Forty Years of Interns—UNC-Chapel Hill

Unique partnership with EPA Library trains masters students

June 19, 2015

EPA librarians and interns. Front, from left: Jane Bethel, Jessica Dixon, Lisa Becksford, Anna Loewenthal, Ebony McDonald, library director Susan Forbes. Back, from left: Catherine Field, Aurora Cobb, Jessica Yankowski, Eric Brownell, and Anthony Holderied.
EPA librarians and interns. Front, from left: Jane Bethel, Jessica Dixon, Lisa Becksford, Anna Loewenthal, Ebony McDonald, library director Susan Forbes. Back, from left: Catherine Field, Aurora Cobb, Jessica Yankowski, Eric Brownell, and Anthony Holderied.

Selden Lamoureux was eager to practice librarianship when she began as a master’s student in the School of Information and Library Science (SILS) at the University of North Carolina (UNC) at Chapel Hill.

“I had so little experience in ­libraries before I went to library school,” she says. “So I was especially keen to get some real-world experience.”

Lucky for her, there was a library—the Environmental Protection Agency Research Triangle Park (EPA-RTP) Library—that would offer Lamoureux an internship with that real-world experience she was craving. The internship, she says, proved to be invaluable in preparing her for a career and for life.

“It was a great lesson to me that I had opportunities not just to grow professionally as a librarian but to grow as a person,” she says.

Lamoureux isn’t alone in her experience as an intern at the EPA-RTP library—one of only three in the nation that act as a repository library for the national agency that focuses on air pollution, toxicity, meteorology, and geophysics. The library has been home to more than 300 master’s-level student interns in the SILS program, thanks to a grant partnership with the EPA for the past 40 years.

Late last year, the SILS was granted an additional five years as the hosting site for thousands of trade journals and federal agency documents for the EPA. And with this new grant comes new opportunity for the library. With an additional $20 million in contract funds, totaling $25.3 million, the library will now house electronic subscriptions for all EPA libraries, serving more than 2,000 agency employees, including 200 scientists onsite.

UNC SILS Dean Gary Marchionini says interns have helped, over the years, to provide a symbiotic relationship between the school and the EPA. The UNC–EPA contract represents an efficient and effective partnership, and interns enhance that by bringing new ideas to help the EPA.

The EPA-RTP library—one of only three in the nation that act as a repository library for the EPA—has been home to more than 300 master’s-level student interns in the SILS program, thanks to a grant partnership with the EPA for the past 40 years.

“The EPA library internships attract outstanding students to UNC–Chapel Hill,” he says. “These interns not only gain practical experience in a full-service research library but also work with library professionals to create new kinds of services to support EPA scientists and staff.”

Recently, several former interns, including Lamoureux, happily reminisced about their experiences at EPA-RTP.

Duncan Smith, cofounder and vice president of ­EBSCO’s database NoveList, completed his internship from 1979 to 1980. He says that the opportunity to work at EPA-RTP felt like hitting the jackpot.

“The library school had several internships and field placements available, but at the time this was kind of viewed as ‘the one,’” he says. “So I really kind of felt like I’d won the Pulitzer Prize.”

Smith says it showed him how a librarian can deliver both value and service to a targeted population, and how important relationships with users are. He also found the hands-on experience that he gained during his internship particularly valuable.

“You were not doing just menial-level tasks; you were doing professional-level tasks. You had professional mentors there who were guiding you,” he says.

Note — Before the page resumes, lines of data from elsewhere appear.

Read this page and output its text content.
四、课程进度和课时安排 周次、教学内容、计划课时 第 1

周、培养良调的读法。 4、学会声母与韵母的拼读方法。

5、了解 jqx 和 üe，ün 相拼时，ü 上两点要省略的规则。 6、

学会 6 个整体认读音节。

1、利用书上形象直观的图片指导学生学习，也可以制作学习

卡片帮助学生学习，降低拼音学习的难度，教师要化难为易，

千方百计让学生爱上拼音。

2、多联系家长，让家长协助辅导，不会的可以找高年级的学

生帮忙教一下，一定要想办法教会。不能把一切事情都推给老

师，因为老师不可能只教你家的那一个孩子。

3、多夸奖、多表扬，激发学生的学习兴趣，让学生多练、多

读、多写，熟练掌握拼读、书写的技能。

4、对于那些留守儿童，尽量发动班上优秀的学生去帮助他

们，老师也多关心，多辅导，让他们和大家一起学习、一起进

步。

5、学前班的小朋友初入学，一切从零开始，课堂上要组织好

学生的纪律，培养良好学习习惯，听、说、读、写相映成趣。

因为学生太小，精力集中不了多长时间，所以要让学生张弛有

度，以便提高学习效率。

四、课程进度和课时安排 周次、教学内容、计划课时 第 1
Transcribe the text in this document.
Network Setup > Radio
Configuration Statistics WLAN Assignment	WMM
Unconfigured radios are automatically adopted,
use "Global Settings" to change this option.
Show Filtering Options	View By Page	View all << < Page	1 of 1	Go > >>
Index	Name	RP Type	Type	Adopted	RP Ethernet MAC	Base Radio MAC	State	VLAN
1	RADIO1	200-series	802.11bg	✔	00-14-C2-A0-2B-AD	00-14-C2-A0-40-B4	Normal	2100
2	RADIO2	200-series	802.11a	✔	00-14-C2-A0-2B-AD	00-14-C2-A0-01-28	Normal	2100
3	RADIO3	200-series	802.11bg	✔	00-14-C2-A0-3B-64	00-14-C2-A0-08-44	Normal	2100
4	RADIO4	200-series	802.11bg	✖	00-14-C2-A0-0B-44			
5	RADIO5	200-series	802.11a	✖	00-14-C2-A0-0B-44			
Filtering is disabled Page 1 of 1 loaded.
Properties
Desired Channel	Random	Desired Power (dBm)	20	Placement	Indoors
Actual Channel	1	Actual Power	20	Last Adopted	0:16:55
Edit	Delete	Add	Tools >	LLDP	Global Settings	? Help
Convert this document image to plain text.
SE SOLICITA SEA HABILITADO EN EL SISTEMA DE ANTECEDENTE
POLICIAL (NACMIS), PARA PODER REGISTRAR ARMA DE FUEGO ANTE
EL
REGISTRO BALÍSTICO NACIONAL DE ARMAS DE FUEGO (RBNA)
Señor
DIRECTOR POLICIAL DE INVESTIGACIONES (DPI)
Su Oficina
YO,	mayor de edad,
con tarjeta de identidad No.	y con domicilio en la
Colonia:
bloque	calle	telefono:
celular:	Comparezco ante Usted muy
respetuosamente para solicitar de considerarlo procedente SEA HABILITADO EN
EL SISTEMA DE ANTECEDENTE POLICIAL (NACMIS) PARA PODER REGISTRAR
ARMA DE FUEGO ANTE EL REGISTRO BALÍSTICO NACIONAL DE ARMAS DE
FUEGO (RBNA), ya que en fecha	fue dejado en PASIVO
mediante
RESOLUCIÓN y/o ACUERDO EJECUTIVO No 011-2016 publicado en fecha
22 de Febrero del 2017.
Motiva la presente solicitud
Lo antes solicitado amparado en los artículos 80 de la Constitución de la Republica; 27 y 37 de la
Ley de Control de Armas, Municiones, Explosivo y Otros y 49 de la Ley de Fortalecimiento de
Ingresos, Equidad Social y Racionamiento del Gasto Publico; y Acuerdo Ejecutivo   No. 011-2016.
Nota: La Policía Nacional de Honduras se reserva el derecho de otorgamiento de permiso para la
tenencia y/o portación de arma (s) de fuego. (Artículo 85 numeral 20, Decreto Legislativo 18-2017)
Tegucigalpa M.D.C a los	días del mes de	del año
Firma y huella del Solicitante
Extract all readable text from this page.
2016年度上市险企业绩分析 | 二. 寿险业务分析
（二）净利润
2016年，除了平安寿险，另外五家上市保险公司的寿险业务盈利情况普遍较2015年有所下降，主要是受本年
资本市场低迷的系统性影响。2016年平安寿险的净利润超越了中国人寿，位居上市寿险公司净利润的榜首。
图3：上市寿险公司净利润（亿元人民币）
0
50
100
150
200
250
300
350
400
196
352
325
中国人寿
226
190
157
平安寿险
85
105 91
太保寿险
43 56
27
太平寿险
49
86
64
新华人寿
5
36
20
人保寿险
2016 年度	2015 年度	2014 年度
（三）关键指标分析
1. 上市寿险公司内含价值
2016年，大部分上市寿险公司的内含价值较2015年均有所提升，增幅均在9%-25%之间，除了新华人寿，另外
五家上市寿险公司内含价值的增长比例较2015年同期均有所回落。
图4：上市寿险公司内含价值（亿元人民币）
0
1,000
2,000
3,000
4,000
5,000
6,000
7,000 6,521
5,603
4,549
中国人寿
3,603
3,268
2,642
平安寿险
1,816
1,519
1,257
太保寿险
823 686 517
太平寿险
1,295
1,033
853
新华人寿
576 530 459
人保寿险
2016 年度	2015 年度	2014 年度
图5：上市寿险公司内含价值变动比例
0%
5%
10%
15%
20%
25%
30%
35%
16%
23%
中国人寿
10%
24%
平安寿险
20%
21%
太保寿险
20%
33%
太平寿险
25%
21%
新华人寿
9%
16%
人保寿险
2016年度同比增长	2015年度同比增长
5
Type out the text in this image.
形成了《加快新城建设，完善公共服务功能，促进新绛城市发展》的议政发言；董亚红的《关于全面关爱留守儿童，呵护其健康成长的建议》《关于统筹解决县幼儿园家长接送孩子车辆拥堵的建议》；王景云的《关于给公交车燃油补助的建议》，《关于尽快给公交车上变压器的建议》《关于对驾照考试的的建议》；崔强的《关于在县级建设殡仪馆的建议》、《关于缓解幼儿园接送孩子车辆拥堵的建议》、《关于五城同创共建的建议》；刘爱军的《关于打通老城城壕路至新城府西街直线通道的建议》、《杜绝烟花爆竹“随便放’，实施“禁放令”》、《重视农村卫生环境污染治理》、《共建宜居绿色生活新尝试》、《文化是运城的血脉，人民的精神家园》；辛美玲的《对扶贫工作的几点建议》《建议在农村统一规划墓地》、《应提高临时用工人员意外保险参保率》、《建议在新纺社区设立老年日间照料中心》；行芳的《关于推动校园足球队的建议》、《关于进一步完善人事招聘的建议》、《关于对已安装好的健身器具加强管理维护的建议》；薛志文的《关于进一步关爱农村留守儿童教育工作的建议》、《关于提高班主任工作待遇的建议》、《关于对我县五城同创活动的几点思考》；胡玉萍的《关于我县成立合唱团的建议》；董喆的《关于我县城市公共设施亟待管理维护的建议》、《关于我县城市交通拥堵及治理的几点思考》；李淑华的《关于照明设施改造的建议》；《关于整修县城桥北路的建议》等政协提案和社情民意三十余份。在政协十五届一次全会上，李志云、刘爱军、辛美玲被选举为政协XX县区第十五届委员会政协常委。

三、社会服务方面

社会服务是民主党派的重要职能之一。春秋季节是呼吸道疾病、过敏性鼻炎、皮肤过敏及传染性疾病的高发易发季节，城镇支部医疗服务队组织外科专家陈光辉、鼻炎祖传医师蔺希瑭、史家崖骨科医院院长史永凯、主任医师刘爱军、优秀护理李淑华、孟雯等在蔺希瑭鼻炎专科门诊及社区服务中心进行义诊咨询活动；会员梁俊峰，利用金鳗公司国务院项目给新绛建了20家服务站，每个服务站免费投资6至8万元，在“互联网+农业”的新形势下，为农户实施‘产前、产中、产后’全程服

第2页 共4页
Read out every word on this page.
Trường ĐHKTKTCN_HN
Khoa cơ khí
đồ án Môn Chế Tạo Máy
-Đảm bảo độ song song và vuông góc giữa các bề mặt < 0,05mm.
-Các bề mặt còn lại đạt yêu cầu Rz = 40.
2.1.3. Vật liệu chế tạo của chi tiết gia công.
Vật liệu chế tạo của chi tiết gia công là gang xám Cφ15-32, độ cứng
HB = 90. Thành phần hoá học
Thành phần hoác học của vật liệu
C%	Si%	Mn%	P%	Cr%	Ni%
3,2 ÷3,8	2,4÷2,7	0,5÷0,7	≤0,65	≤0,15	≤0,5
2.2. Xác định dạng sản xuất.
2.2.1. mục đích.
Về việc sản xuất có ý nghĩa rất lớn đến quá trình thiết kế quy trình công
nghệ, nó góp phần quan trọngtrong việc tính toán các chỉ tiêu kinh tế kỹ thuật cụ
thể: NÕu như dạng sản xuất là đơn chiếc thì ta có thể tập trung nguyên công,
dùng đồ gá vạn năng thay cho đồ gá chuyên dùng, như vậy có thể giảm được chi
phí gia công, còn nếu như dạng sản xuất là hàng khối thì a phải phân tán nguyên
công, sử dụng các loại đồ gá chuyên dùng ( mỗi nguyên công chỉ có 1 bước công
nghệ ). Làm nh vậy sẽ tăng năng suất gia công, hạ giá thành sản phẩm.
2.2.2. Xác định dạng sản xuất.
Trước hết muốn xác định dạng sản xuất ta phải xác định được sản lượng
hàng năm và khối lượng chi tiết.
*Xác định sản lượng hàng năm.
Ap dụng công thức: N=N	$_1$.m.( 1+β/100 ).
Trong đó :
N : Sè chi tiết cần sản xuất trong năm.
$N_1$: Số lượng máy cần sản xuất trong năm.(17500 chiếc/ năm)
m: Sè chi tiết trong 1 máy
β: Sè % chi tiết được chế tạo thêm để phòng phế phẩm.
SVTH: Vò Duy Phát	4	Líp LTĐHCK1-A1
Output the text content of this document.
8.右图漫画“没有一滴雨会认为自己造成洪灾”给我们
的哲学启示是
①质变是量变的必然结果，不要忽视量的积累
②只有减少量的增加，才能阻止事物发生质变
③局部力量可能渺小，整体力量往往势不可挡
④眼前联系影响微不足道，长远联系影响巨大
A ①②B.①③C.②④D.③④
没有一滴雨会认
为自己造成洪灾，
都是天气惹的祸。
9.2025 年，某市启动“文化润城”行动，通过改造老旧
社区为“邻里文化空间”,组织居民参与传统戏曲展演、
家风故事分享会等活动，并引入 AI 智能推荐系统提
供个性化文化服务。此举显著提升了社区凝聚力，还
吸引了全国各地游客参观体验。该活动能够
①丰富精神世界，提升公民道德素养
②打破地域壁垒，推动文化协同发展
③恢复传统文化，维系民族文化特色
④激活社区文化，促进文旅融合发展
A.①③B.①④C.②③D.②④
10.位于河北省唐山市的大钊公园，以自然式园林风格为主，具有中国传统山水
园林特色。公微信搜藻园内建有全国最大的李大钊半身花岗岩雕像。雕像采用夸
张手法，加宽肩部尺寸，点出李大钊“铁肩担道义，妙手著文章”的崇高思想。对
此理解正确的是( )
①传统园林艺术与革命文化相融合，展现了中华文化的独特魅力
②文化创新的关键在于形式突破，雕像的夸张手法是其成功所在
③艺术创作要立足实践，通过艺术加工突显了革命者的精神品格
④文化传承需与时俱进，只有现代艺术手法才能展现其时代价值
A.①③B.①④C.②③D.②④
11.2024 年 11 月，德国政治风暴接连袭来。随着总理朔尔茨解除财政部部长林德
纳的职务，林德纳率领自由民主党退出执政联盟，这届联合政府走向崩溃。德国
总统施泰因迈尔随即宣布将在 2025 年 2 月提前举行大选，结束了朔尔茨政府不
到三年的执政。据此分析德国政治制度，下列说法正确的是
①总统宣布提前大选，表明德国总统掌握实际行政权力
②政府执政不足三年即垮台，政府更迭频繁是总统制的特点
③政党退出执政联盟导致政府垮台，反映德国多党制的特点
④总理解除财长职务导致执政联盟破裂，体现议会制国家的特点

Joyce Ogburn has worked at a number of universities around the country since her time at UNC, including Appalachian State University in Boone, North Carolina, where she serves as dean of ­libraries. Ogburn says that in earning her internship position at UNC, she was able to gain on-the-job experience and confidence in using the telephone. Very “phone shy” when she began her internship, she was able to work past this fear, thanks to her position at the EPA library.

“The phone rang all the time,” she says. “If you could survive that, you could survive anybody’s reference questions.”

Ogburn points out that work-like internships haven’t always been easy to come by. “That experiential learning that we encourage for students, that wasn’t so typical back then,” she says. Lucky for her—and, now, for at least the next five years—that opportunity was and will continue to be there.

Russ Davidson, an EPA library intern in the late 1970s, and director of the collection development program at the University of New Mexico’s Latin American and Iberian Institute for 25 years, says the experience was instrumental in offering him lessons in teamwork and refining research skills. He says his time at UNC was effective enough to prepare him for a career in the sciences, if he had wanted.

“In a pinch, I think I could have filled in for someone in a science library,” he says. “I became very familiar with some indexes and reference sources and seeking information in science literature.”

Lamoureux says the EPA–RTP internship system was one basis for her success.

“What a great program,” she says. “I don’t know what makes it work, what kind of magic pulls it all together, but it’s enduring. I hope there’s another 40 years [of the partnership].”